The former is concerned with the actual performance of the model, given a test data set, while the latter is concerned about how True or Confident is the model prediction or description.
From Deployment to Feedback:
9. Can you put the model into practice?
While the data science model may present a solution, the key to making that solution relevant and useful to solve the initial problem is to get the relevant stakeholders acquainted with the tool produced.
This stage requires effective communication skills for onboarding.
The model may be deployed to a limited number of stakeholders initially or to a test environment to build up confidence in applying it for use across the board.
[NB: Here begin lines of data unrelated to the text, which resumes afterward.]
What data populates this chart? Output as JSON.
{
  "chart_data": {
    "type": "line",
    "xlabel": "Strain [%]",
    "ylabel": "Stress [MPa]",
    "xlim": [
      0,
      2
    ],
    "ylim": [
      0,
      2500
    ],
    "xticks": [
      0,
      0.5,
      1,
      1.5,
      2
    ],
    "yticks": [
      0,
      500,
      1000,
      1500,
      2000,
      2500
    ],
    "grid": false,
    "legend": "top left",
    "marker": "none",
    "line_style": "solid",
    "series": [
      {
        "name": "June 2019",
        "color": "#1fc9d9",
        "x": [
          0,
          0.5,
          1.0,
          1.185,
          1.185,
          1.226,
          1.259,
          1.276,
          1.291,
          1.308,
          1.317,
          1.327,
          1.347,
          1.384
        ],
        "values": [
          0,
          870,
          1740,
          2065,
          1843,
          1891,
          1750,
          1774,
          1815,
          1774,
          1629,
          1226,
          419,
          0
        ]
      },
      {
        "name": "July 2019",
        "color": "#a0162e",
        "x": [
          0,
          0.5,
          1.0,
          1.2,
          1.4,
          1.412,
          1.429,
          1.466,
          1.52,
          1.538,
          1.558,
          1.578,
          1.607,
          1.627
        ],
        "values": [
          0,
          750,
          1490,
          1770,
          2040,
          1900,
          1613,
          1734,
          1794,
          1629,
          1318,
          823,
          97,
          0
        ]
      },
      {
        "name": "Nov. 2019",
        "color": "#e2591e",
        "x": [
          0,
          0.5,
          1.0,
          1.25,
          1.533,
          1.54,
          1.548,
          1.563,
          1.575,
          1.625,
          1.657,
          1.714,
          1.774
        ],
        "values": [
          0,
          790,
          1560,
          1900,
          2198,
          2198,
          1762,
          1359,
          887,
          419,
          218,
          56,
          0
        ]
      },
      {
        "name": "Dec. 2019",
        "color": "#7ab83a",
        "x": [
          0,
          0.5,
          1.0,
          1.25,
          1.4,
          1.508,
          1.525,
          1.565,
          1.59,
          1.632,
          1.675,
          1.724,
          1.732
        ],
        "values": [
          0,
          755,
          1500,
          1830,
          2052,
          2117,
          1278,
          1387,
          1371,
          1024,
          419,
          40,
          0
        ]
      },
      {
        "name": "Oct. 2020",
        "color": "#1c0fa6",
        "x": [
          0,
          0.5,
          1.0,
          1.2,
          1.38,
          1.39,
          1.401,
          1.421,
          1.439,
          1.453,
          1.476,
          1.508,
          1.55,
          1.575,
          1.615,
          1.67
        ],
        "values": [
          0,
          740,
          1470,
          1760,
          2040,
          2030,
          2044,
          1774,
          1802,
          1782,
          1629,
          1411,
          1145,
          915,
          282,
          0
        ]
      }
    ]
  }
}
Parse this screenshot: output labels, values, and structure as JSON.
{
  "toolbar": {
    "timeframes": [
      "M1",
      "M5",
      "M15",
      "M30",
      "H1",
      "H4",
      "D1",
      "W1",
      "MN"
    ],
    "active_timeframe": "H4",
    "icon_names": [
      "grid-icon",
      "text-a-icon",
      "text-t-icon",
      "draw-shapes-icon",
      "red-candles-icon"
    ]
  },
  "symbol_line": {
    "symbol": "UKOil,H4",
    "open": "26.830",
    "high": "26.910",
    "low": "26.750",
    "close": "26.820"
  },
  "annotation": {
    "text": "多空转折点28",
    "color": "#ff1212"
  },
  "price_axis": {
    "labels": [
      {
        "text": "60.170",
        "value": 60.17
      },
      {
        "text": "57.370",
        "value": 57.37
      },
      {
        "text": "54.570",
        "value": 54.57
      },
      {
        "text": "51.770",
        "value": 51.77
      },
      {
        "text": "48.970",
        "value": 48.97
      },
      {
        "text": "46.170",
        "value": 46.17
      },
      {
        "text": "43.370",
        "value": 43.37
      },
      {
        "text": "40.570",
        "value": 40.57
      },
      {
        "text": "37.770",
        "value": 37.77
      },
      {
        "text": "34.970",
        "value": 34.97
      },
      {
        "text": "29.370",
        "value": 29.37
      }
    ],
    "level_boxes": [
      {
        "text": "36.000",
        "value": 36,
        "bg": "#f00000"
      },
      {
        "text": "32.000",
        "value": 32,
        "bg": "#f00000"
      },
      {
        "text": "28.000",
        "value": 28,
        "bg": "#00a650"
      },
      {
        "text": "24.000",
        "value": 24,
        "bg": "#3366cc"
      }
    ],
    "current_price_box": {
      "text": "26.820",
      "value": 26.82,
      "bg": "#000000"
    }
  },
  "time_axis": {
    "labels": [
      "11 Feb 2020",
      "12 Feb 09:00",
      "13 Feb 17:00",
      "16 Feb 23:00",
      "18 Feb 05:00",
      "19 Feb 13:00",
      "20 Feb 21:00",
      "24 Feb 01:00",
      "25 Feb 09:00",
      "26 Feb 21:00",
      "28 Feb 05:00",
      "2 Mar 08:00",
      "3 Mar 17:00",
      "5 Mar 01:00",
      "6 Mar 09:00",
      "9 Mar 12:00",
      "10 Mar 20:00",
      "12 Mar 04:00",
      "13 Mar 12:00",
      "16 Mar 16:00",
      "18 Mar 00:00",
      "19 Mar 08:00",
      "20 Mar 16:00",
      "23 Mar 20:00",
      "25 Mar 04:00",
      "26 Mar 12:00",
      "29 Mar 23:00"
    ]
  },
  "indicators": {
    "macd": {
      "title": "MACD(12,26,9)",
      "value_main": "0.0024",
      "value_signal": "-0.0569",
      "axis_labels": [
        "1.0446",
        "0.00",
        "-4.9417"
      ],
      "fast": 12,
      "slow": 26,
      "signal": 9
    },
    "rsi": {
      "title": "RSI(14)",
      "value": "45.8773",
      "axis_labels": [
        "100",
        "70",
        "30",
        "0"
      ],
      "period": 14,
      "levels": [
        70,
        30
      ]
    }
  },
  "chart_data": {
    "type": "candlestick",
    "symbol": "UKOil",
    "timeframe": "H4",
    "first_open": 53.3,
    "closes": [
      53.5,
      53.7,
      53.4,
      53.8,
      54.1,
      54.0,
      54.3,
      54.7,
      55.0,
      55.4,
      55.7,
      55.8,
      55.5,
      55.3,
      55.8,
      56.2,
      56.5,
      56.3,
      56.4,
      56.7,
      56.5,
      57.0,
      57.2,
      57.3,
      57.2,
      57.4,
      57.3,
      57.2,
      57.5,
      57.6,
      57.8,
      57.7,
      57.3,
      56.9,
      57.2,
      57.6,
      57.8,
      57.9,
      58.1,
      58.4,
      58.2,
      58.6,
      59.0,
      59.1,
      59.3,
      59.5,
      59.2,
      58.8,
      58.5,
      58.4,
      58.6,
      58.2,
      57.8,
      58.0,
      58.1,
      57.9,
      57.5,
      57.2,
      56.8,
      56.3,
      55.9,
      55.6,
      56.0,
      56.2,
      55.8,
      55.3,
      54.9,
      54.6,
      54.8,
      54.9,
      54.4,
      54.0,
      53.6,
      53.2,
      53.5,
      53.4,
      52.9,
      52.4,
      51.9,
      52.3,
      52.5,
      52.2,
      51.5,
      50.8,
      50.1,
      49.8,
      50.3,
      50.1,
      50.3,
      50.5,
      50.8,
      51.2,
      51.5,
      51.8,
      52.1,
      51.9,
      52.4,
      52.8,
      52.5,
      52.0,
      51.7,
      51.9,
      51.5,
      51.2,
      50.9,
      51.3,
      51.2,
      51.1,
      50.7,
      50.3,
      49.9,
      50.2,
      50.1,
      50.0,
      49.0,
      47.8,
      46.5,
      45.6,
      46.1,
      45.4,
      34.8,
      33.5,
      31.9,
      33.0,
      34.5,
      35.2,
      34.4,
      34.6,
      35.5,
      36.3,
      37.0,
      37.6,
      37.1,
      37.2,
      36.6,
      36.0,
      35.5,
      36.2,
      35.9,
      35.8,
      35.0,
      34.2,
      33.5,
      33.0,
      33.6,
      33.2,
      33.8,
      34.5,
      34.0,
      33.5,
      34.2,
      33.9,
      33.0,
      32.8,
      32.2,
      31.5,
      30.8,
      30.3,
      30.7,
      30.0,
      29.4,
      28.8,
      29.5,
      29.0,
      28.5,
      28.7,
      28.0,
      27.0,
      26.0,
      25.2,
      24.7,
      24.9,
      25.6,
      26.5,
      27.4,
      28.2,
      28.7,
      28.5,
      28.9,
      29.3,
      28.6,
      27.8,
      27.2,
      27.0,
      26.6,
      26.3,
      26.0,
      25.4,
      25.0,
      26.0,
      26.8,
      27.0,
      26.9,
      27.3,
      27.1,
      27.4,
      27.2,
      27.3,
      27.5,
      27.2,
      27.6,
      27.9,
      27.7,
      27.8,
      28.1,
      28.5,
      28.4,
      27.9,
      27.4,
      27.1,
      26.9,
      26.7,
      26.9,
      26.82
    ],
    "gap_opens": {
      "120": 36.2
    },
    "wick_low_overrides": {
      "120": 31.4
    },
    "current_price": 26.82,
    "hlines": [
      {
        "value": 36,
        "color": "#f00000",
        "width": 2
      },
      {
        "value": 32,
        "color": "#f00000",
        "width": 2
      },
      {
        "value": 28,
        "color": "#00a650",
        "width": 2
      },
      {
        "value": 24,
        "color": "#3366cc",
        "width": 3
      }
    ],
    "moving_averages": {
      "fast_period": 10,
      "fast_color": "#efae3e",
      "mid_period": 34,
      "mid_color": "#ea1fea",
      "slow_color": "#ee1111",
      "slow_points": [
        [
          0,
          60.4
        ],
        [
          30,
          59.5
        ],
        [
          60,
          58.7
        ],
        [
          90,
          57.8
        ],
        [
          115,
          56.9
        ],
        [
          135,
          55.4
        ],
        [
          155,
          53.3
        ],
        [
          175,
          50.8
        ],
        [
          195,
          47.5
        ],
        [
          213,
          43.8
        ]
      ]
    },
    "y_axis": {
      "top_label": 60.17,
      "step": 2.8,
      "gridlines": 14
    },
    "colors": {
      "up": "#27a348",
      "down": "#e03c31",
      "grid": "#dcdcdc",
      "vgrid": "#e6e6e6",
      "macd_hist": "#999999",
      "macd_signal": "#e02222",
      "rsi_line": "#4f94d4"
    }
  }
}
The model must be relatively intuitive to use, and staff members who may be responsible to apply the model to solving similar problems must be trained. It is important to document teething problems that may arise at this stage.
10. Can you get constructive feedback into answering the question?
Once deployed, feedback from the users will be used to refine the model and assess it for performance and impact. This will continue for as long as the solution is required.
The feedback process is based on the notion that ‘The more you know, The more you’d want to know’ … And this involves gathering new data from the field to further develop the model.
Remember, The Data Science Methodology is an Iterative process that follows a Prescribed Sequence. Thus it provides a structure.
Iterative means it’s a continuous cycle… The model gets trained, evaluated and deployed. The client provides feedback to the data scientist, who collects new data, processes and further updates the model to perform better.
Prescribed Sequence means, step-by-step.
Note: It is possible to have multiple steps co-occurring, like data requirements and collection steps together, but the good thing is the Structure of The Data Science Methodology points us to the most effective exertion of our time and resources as we solve problems with data science.
By answering Ten(10) simple questions Methodically, we’ve seen that a methodology can help us to solve not only data science problems but also any other problems.